Daniel Dixon, 19, was involved in a terrifying attack on a cabby in the town.

Bradford Crown Court heard yesterday that Dixon, of Brownroyd Avenue, Rawthorpe, and an accomplice were wearing balaclavas when they got into Mohammed Ali’s taxi on Leeds Road last October.

The accomplice got in the front seat and held a handgun to Mr Ali’s left cheek, said prosecutor Heather Gilmore.

She said Dixon was in the back and pointed the knife towards Mr Ali’s neck.

The accomplice ordered Mr Ali to drive to an industrial estate and stop. He was then told to get out.

Dixon then got out of the taxi and took a money bag which Mr Ali was wearing across his chest. After taking the bag Dixon said he was sorry and the duo then drove off in Mr Ali’s car.

Dixon pleaded guilty to robbery.

The prosecution accepted that he did not know his accomplice had a gun.

As well as pleading guilty to robbery, burglary and theft Dixon asked for a further 42 matters, mostly car-related offending, to be considered.

The shorter custodial sentences for the other offences will run alongside the six-year term.

Judge Roger Scott heard that while Dixon was wanted on a warrant in respect of the robbery he burgled a house and drove off in the owner’s car after taking the keys from a table.

He was arrested the next day after being found in the loft of a house.
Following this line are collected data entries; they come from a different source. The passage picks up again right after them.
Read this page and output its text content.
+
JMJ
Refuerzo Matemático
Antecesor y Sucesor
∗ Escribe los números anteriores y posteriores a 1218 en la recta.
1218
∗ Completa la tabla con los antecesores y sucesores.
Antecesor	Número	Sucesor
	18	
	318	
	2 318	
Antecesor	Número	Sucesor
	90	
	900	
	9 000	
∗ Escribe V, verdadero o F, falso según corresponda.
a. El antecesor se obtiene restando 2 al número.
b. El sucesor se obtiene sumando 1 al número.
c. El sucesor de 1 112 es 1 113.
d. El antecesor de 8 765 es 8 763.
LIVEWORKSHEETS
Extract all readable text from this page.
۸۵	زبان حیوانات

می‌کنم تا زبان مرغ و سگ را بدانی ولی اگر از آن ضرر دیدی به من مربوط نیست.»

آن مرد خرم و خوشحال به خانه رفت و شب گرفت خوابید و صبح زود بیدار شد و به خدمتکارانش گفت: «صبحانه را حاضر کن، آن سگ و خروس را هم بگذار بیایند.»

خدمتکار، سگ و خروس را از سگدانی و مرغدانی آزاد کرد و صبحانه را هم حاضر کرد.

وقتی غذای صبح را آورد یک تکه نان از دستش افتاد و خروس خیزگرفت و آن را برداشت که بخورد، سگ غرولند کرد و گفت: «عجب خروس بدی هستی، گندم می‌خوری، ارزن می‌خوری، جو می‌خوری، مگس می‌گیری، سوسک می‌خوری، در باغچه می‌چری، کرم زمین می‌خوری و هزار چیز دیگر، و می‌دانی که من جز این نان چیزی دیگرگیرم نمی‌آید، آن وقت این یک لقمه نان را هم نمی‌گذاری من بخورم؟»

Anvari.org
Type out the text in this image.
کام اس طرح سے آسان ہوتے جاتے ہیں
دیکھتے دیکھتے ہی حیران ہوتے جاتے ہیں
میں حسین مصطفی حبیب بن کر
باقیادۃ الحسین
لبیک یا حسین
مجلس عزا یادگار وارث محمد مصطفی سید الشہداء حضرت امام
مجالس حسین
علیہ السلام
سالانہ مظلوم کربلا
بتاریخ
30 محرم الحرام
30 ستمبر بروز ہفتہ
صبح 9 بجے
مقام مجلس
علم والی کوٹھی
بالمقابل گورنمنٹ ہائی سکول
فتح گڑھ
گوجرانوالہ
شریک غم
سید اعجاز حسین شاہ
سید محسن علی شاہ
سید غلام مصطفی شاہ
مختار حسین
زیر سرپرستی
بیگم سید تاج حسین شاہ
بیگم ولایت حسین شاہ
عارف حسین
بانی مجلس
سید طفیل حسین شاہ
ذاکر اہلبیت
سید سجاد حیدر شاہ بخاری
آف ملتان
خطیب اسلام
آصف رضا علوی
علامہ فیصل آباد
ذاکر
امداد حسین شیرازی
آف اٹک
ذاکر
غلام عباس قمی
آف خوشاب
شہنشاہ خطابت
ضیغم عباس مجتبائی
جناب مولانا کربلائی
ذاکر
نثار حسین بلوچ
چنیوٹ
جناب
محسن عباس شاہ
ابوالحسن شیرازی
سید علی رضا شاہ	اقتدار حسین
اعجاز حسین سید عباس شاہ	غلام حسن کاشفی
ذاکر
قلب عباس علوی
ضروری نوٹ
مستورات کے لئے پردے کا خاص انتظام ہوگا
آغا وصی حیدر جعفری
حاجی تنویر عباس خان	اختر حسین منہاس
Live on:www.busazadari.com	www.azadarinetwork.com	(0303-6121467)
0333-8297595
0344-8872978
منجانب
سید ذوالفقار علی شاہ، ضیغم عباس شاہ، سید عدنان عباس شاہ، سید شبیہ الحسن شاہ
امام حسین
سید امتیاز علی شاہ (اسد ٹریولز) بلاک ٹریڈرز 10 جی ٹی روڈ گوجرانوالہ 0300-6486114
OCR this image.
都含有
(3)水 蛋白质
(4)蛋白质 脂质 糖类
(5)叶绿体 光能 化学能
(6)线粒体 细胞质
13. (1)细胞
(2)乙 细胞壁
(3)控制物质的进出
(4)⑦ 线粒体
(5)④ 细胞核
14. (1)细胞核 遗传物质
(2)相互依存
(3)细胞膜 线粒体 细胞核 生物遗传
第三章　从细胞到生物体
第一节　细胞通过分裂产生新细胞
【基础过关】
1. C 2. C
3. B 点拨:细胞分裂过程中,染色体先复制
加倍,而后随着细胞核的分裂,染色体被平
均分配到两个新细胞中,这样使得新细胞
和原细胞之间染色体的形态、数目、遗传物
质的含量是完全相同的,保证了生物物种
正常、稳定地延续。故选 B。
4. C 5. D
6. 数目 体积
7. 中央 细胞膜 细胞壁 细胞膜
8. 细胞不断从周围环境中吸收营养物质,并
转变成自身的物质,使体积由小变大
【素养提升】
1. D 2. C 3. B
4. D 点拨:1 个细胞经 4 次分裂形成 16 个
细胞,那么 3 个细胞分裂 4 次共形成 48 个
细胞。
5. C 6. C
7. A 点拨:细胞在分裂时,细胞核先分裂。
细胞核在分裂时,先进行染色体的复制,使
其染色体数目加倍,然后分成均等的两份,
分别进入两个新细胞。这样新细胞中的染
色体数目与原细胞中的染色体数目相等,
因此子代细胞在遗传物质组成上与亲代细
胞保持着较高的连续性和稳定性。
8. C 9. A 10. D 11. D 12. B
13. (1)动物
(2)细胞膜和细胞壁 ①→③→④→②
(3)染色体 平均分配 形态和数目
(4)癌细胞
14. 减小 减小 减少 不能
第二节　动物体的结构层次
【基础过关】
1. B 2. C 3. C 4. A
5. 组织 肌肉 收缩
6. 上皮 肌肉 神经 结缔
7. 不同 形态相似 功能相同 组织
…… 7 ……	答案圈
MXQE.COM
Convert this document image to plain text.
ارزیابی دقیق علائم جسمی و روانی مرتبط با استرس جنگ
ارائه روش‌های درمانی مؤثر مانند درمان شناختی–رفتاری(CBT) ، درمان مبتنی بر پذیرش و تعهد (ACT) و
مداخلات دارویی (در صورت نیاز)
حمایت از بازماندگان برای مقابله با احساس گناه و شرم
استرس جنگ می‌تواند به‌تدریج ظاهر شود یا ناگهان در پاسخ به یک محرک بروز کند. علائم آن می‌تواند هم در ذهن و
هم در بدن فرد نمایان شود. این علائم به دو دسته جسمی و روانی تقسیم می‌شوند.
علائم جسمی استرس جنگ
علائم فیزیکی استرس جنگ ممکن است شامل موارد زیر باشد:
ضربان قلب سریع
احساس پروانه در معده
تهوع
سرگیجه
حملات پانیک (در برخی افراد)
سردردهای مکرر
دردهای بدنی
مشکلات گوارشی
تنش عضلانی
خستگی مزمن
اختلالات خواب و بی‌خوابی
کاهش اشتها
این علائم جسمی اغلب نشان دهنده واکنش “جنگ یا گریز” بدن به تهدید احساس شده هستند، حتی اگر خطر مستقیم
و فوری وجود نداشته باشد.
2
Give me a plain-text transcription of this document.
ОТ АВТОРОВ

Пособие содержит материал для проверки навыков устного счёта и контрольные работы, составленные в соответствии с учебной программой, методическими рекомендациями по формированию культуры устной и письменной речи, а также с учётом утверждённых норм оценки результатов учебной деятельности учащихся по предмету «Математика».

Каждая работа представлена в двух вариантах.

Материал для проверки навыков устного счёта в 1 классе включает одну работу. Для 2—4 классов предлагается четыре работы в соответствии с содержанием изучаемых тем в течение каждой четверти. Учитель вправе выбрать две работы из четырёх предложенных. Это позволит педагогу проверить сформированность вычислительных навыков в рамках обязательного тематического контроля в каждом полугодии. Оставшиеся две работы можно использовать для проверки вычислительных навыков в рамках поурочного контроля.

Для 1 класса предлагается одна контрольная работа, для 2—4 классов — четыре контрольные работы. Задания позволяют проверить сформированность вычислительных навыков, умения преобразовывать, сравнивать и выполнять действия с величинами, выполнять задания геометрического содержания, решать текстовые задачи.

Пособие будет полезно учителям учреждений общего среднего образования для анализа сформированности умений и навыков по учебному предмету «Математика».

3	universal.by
He admitted his part in the robbery.

“He said he didn’t know how much money there had been but he split it with his accomplice,” said Mrs Gilmore.

Judge Scott said that among the aggravating features of the case was the fact that Dixon had a previous conviction for robbery in 2006 and had received an 18-month detention and training order for that offence.

The judge told Dixon that if he had been found guilty after a trial he would have got a sentence of nine years in a young offenders’ institution.

But because he was entitled to a discount of a third for his guilty plea that would be reduced to six years.

Barrister Ruth Cranidge, for Dixon, said his partner had given birth to a daughter just four weeks ago.

She said he contacted the police about the 42 offences because he wanted to make a clean start on his release and hoped to live a law-abiding lifestyle.